Councilwoman Carol Brown congratulated HDR, the citizens advisory group and city staff for exploring the greener option of re-using human waste as fertilizer.
“It is like the glass recycling idea,” she said (which was shown several years ago to be economically unfeasible). I was grouchy about it not working out, but at the end of the day, I got it,” Brown said.
The City Council has plans to seek voter approval next spring for a bond to pay for a de-watering facility at the Woodside plant that is expected to cost from $3 million to $5 million. The city has determined that the new facility would increase safety at the plant and would reduce the hauling of sludge to the Ohio Gulch dump.

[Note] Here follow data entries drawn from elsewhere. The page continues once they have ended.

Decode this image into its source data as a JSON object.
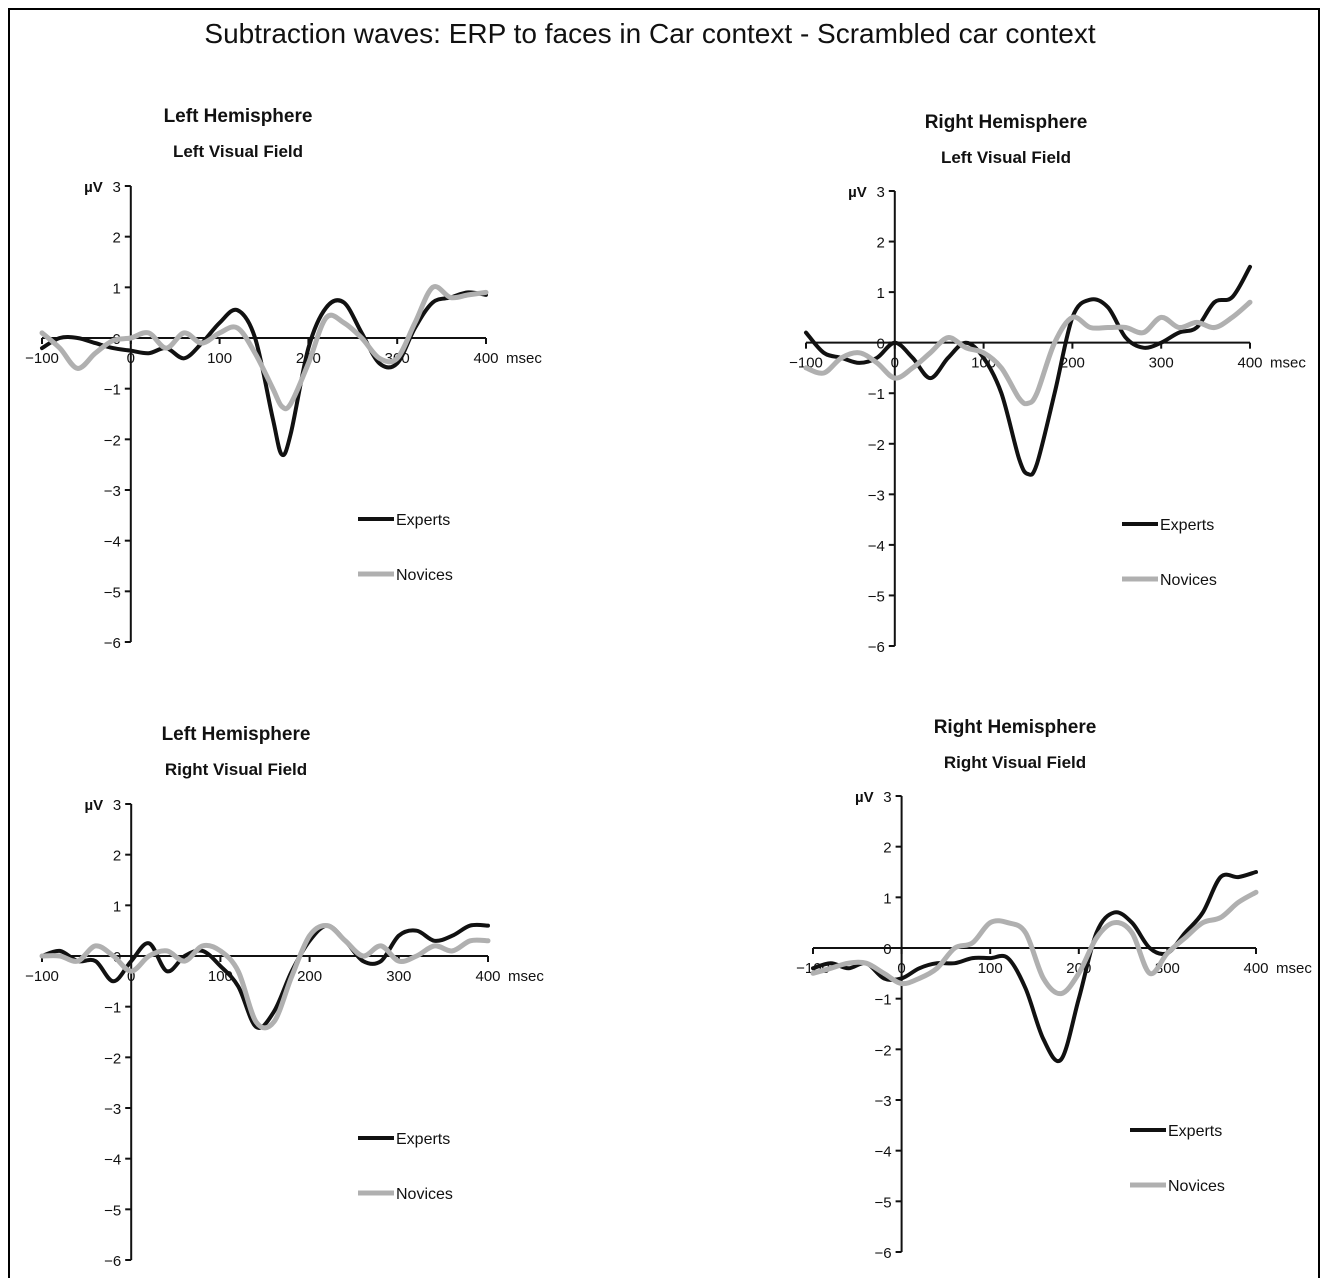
{
  "figure": {
    "title": "Subtraction waves: ERP to faces in Car context - Scrambled car context"
  },
  "chart_data": [
    {
      "type": "line",
      "title": "Left Hemisphere",
      "subtitle": "Left Visual Field",
      "ylabel": "µV",
      "xunit": "msec",
      "xlim": [
        -100,
        400
      ],
      "ylim": [
        -6,
        3
      ],
      "xticks": [
        "−100",
        "0",
        "100",
        "200",
        "300",
        "400"
      ],
      "yticks": [
        "3",
        "2",
        "1",
        "0",
        "−1",
        "−2",
        "−3",
        "−4",
        "−5",
        "−6"
      ],
      "legend": "bottom-right",
      "colors": {
        "Experts": "#111111",
        "Novices": "#b0b0b0"
      },
      "series": [
        {
          "name": "Experts",
          "x": [
            -100,
            -80,
            -60,
            -40,
            -20,
            0,
            20,
            40,
            60,
            80,
            100,
            120,
            140,
            160,
            170,
            180,
            200,
            220,
            240,
            260,
            280,
            300,
            320,
            340,
            360,
            380,
            400
          ],
          "y": [
            -0.2,
            0.0,
            0.0,
            -0.1,
            -0.2,
            -0.25,
            -0.3,
            -0.2,
            -0.4,
            -0.1,
            0.3,
            0.55,
            0.0,
            -1.6,
            -2.3,
            -1.9,
            -0.2,
            0.6,
            0.7,
            0.1,
            -0.5,
            -0.5,
            0.2,
            0.7,
            0.8,
            0.9,
            0.85
          ]
        },
        {
          "name": "Novices",
          "x": [
            -100,
            -80,
            -60,
            -40,
            -20,
            0,
            20,
            40,
            60,
            80,
            100,
            120,
            140,
            160,
            170,
            180,
            200,
            220,
            240,
            260,
            280,
            300,
            320,
            340,
            360,
            380,
            400
          ],
          "y": [
            0.1,
            -0.2,
            -0.6,
            -0.3,
            -0.05,
            0.0,
            0.1,
            -0.2,
            0.1,
            -0.1,
            0.1,
            0.2,
            -0.3,
            -1.0,
            -1.35,
            -1.3,
            -0.5,
            0.4,
            0.3,
            0.0,
            -0.4,
            -0.4,
            0.3,
            1.0,
            0.8,
            0.85,
            0.9
          ]
        }
      ]
    },
    {
      "type": "line",
      "title": "Right Hemisphere",
      "subtitle": "Left Visual Field",
      "ylabel": "µV",
      "xunit": "msec",
      "xlim": [
        -100,
        400
      ],
      "ylim": [
        -6,
        3
      ],
      "xticks": [
        "−100",
        "0",
        "100",
        "200",
        "300",
        "400"
      ],
      "yticks": [
        "3",
        "2",
        "1",
        "0",
        "−1",
        "−2",
        "−3",
        "−4",
        "−5",
        "−6"
      ],
      "legend": "bottom-right",
      "colors": {
        "Experts": "#111111",
        "Novices": "#b0b0b0"
      },
      "series": [
        {
          "name": "Experts",
          "x": [
            -100,
            -80,
            -60,
            -40,
            -20,
            0,
            20,
            40,
            60,
            80,
            100,
            120,
            140,
            150,
            160,
            180,
            200,
            220,
            240,
            260,
            280,
            300,
            320,
            340,
            360,
            380,
            400
          ],
          "y": [
            0.2,
            -0.2,
            -0.3,
            -0.4,
            -0.3,
            0.0,
            -0.3,
            -0.7,
            -0.3,
            0.0,
            -0.3,
            -1.0,
            -2.3,
            -2.6,
            -2.4,
            -1.0,
            0.5,
            0.85,
            0.7,
            0.1,
            -0.1,
            0.0,
            0.2,
            0.3,
            0.8,
            0.9,
            1.5
          ]
        },
        {
          "name": "Novices",
          "x": [
            -100,
            -80,
            -60,
            -40,
            -20,
            0,
            20,
            40,
            60,
            80,
            100,
            120,
            140,
            150,
            160,
            180,
            200,
            220,
            240,
            260,
            280,
            300,
            320,
            340,
            360,
            380,
            400
          ],
          "y": [
            -0.5,
            -0.6,
            -0.3,
            -0.2,
            -0.4,
            -0.7,
            -0.5,
            -0.2,
            0.1,
            -0.1,
            -0.2,
            -0.5,
            -1.1,
            -1.2,
            -1.0,
            0.0,
            0.5,
            0.3,
            0.3,
            0.3,
            0.2,
            0.5,
            0.3,
            0.4,
            0.3,
            0.5,
            0.8
          ]
        }
      ]
    },
    {
      "type": "line",
      "title": "Left Hemisphere",
      "subtitle": "Right Visual Field",
      "ylabel": "µV",
      "xunit": "msec",
      "xlim": [
        -100,
        400
      ],
      "ylim": [
        -6,
        3
      ],
      "xticks": [
        "−100",
        "0",
        "100",
        "200",
        "300",
        "400"
      ],
      "yticks": [
        "3",
        "2",
        "1",
        "0",
        "−1",
        "−2",
        "−3",
        "−4",
        "−5",
        "−6"
      ],
      "legend": "bottom-right",
      "colors": {
        "Experts": "#111111",
        "Novices": "#b0b0b0"
      },
      "series": [
        {
          "name": "Experts",
          "x": [
            -100,
            -80,
            -60,
            -40,
            -20,
            0,
            20,
            40,
            60,
            80,
            100,
            120,
            140,
            160,
            180,
            200,
            220,
            240,
            260,
            280,
            300,
            320,
            340,
            360,
            380,
            400
          ],
          "y": [
            0.0,
            0.1,
            -0.1,
            -0.1,
            -0.5,
            -0.1,
            0.25,
            -0.3,
            0.0,
            0.1,
            -0.2,
            -0.6,
            -1.4,
            -1.1,
            -0.3,
            0.3,
            0.6,
            0.3,
            -0.1,
            -0.1,
            0.4,
            0.5,
            0.3,
            0.4,
            0.6,
            0.6
          ]
        },
        {
          "name": "Novices",
          "x": [
            -100,
            -80,
            -60,
            -40,
            -20,
            0,
            20,
            40,
            60,
            80,
            100,
            120,
            140,
            160,
            180,
            200,
            220,
            240,
            260,
            280,
            300,
            320,
            340,
            360,
            380,
            400
          ],
          "y": [
            0.0,
            0.0,
            -0.1,
            0.2,
            0.0,
            -0.3,
            0.0,
            0.1,
            -0.1,
            0.2,
            0.1,
            -0.3,
            -1.3,
            -1.3,
            -0.4,
            0.4,
            0.6,
            0.3,
            0.0,
            0.2,
            -0.1,
            0.0,
            0.2,
            0.1,
            0.3,
            0.3
          ]
        }
      ]
    },
    {
      "type": "line",
      "title": "Right Hemisphere",
      "subtitle": "Right Visual Field",
      "ylabel": "µV",
      "xunit": "msec",
      "xlim": [
        -100,
        400
      ],
      "ylim": [
        -6,
        3
      ],
      "xticks": [
        "−100",
        "0",
        "100",
        "200",
        "300",
        "400"
      ],
      "yticks": [
        "3",
        "2",
        "1",
        "0",
        "−1",
        "−2",
        "−3",
        "−4",
        "−5",
        "−6"
      ],
      "legend": "bottom-right",
      "colors": {
        "Experts": "#111111",
        "Novices": "#b0b0b0"
      },
      "series": [
        {
          "name": "Experts",
          "x": [
            -100,
            -80,
            -60,
            -40,
            -20,
            0,
            20,
            40,
            60,
            80,
            100,
            120,
            140,
            160,
            180,
            200,
            220,
            240,
            260,
            280,
            300,
            320,
            340,
            360,
            380,
            400
          ],
          "y": [
            -0.4,
            -0.3,
            -0.4,
            -0.3,
            -0.6,
            -0.6,
            -0.4,
            -0.3,
            -0.3,
            -0.2,
            -0.2,
            -0.2,
            -0.8,
            -1.8,
            -2.2,
            -1.0,
            0.3,
            0.7,
            0.5,
            0.0,
            -0.1,
            0.3,
            0.7,
            1.4,
            1.4,
            1.5
          ]
        },
        {
          "name": "Novices",
          "x": [
            -100,
            -80,
            -60,
            -40,
            -20,
            0,
            20,
            40,
            60,
            80,
            100,
            120,
            140,
            160,
            180,
            200,
            220,
            240,
            260,
            280,
            300,
            320,
            340,
            360,
            380,
            400
          ],
          "y": [
            -0.5,
            -0.4,
            -0.3,
            -0.3,
            -0.5,
            -0.7,
            -0.6,
            -0.4,
            0.0,
            0.1,
            0.5,
            0.5,
            0.3,
            -0.6,
            -0.9,
            -0.5,
            0.2,
            0.5,
            0.3,
            -0.5,
            -0.1,
            0.2,
            0.5,
            0.6,
            0.9,
            1.1
          ]
        }
      ]
    }
  ]
}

Hellen said the new facility would decrease the hauling of 6,000-gallon tanker-truck loads of waste sludge to Ohio Gulch seven to 12 times each week down to one dump truck load of dried Class B waste.
“The sludge we haul today is 99 percent water,” Hellen said.
In other Hailey news:
- The council passed an ordinance that allows for “free-market” testing of cross-connection devices on household water systems, rather than using city staff to perform the mandatory annual tests. Anyone with an irrigation system hooked up to the household water supply will need to have the annual test performed.
- Based on input from business owners, Community Development Director Micah Austin was instructed by the council to continue the policy of installing 15-minute temporary parking signs around town at two per block. Austin will install new signs at the Hailey Public Library and one at Copy & Print. Austin will also send letters to business owners asking that they use parking lots away from Main Street for employee parking, so parking spaces near storefronts can be used by customers.
- Hailey Fire Department personnel Mike Baledge and Robbin Warner were honored by Mayor Fritz Haemmerle for heading up the Fire Department for one month, until the new chief, Craig Aberbach, arrived this week.